- Associated Press - Sunday, November 2, 2014

DOTHAN, Ala. (AP) - Samantha Garrett uses her iPads to make a lesson about figurative language more engaging for students at Carver Magnet School, showing them how to make a presentation with photos and text on the subject.

Outside, students in Emily Mann’s class are doing mock interviews with famous historical reformers. Across town at Hidden Lake Elementary School, music instructor Debbie Tappan uses the Garage Band app to allow students to explore various instruments and record their music.

“This has been a huge boost to engagement,” Garrett said. “Students really get into what they’re doing, which is awesome.”

Technology and education don’t so much make great strides as they stumble ahead, tripping here and there, learning from the mistakes and then moving forward. Students, teachers and administrators are negotiating the learning curve involved with an ambitious iPad initiative launched by the city school system.

The system is spending $2.6 million over four years to lease more than 6,000 iPad Air and iPad Mini products for students. The system has also spent around $30,000 on covers for the devices. The money comes from the city schools capital outlay budget, money the system spends on facilities and hardware. Part of the cost is offset by a $30 user fee charged to each student.

The program has hit a few bumps along the way.

School system administrators have had to deal with Internet connectivity problems that have caused difficulty for students trying to connect to the Internet at home. They’ve also had to go from constantly updating a “blacklist” of banned apps to limiting apps students can download to a “whitelist” of approved programs. A fight at Northview High School was filmed with the devices and uploaded to social media.

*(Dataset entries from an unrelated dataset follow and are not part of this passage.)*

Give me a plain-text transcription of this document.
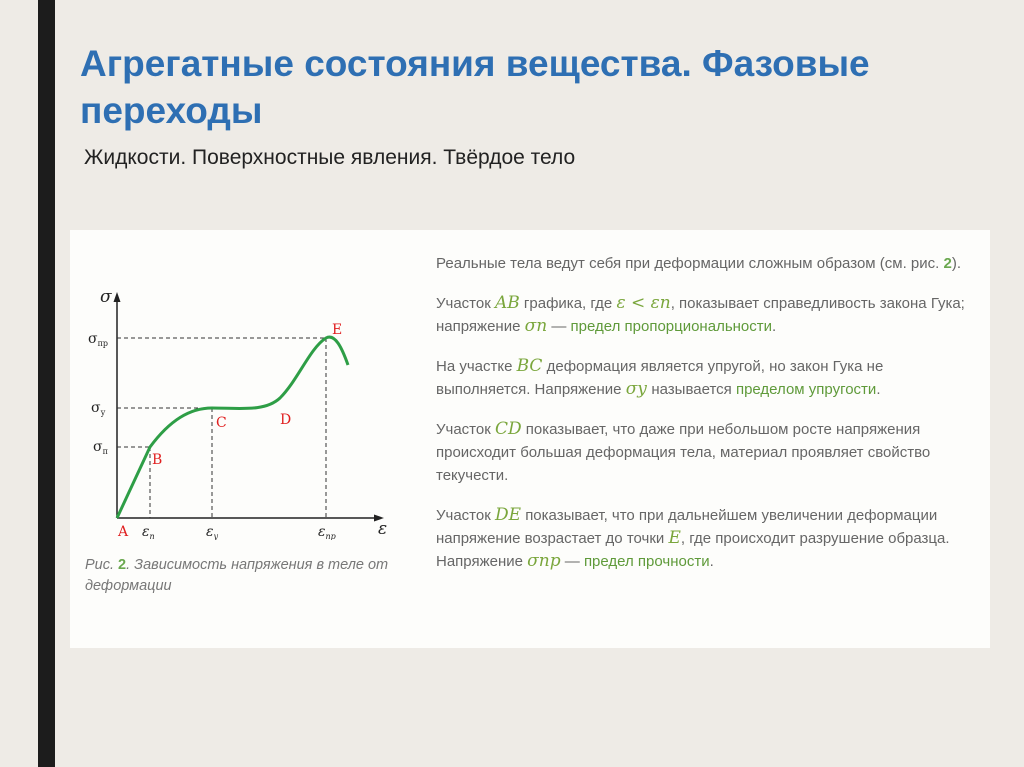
Агрегатные состояния вещества. Фазовые переходы
Жидкости. Поверхностные явления. Твёрдое тело
σ
ε
$\sigma_{пр}$
$\sigma_у$
$\sigma_п$
$\varepsilon_п$	$\varepsilon_у$	$\varepsilon_{пр}$
A
B
C	D
E
Рис. 2. Зависимость напряжения в теле от деформации

Реальные тела ведут себя при деформации сложным образом (см. рис. 2).

Участок AB графика, где ε < εn, показывает справедливость закона Гука; напряжение σn — предел пропорциональности.

На участке BC деформация является упругой, но закон Гука не выполняется. Напряжение σу называется пределом упругости.

Участок CD показывает, что даже при небольшом росте напряжения происходит большая деформация тела, материал проявляет свойство текучести.

Участок DE показывает, что при дальнейшем увеличении деформации напряжение возрастает до точки E, где происходит разрушение образца. Напряжение σпр — предел прочности.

There was also a problem with the social science textbook purchased for the devices. Students were unable to download the interactive textbook through the publisher because of a problem with the publisher’s download center. Instead students should download the i-book through an Apple program.

“They sold us on something they couldn’t do,” Dothan City School Superintendent Tim Wilder said, regarding the publisher.

Wilder said the iPad initiative is intended to provide students with engaging instruction in a relevant context. He said that because technology will be part of their daily lives in the work world, incorporating it into their studies only made sense. Wilder said the initiative also helps to bridge a “digital divide” between students whose families can afford technological educational resources and those who cannot.

Wilder said the success of the program will be measured in how well the students learn to use the devices and how they incorporate them into their work. He said using test scores as a measure for the program’s success would be a flawed metric, as many other factors influence scores.

Wilder said early hiccups are to be expected in any major technology rollout, and the iPad initiative was no exception. He said now that the devices are in all schools and students and teachers are becoming acclimated to using them, the hiccups are petering out and innovative new ways of teaching are taking root.

Mann said immediate access to information via the iPad i s the biggest change the devices have made in the classroom. She said the devices give her more access to resources such as pictures, audio, video and interviews with experts.

“This is their way of learning, their way of life for them to have instant info at fingertips makes leaning more applicable and relevant,” she said. “.It’s having a world of knowledge at our finger tips.”

Tappan said the devices have given her more options for learning. With iPad musical apps, she can allow students to experiment with a variety of musical instrument sounds, an opportunity they might not have otherwise.

“I think it’s great,” said Aniyah Dent, a Hidden Lake student. “Instead of trying to raise all the money to get instruments, this is a really good source so students can express themselves now with the iPad.”

With regard to student discipline, Wilder said the number of disciplinary actions related to the iPads has yet to be tabulated. He said school officials have seen a decrease in the number of disciplinary offenses on school buses since the introduction of the iPads, as they help to keep students busy on the trip to and from school.

“We have had to address our expectations and be very firm about what our expectations are,” Mann said. “So far, the majority of our students are very compliant.”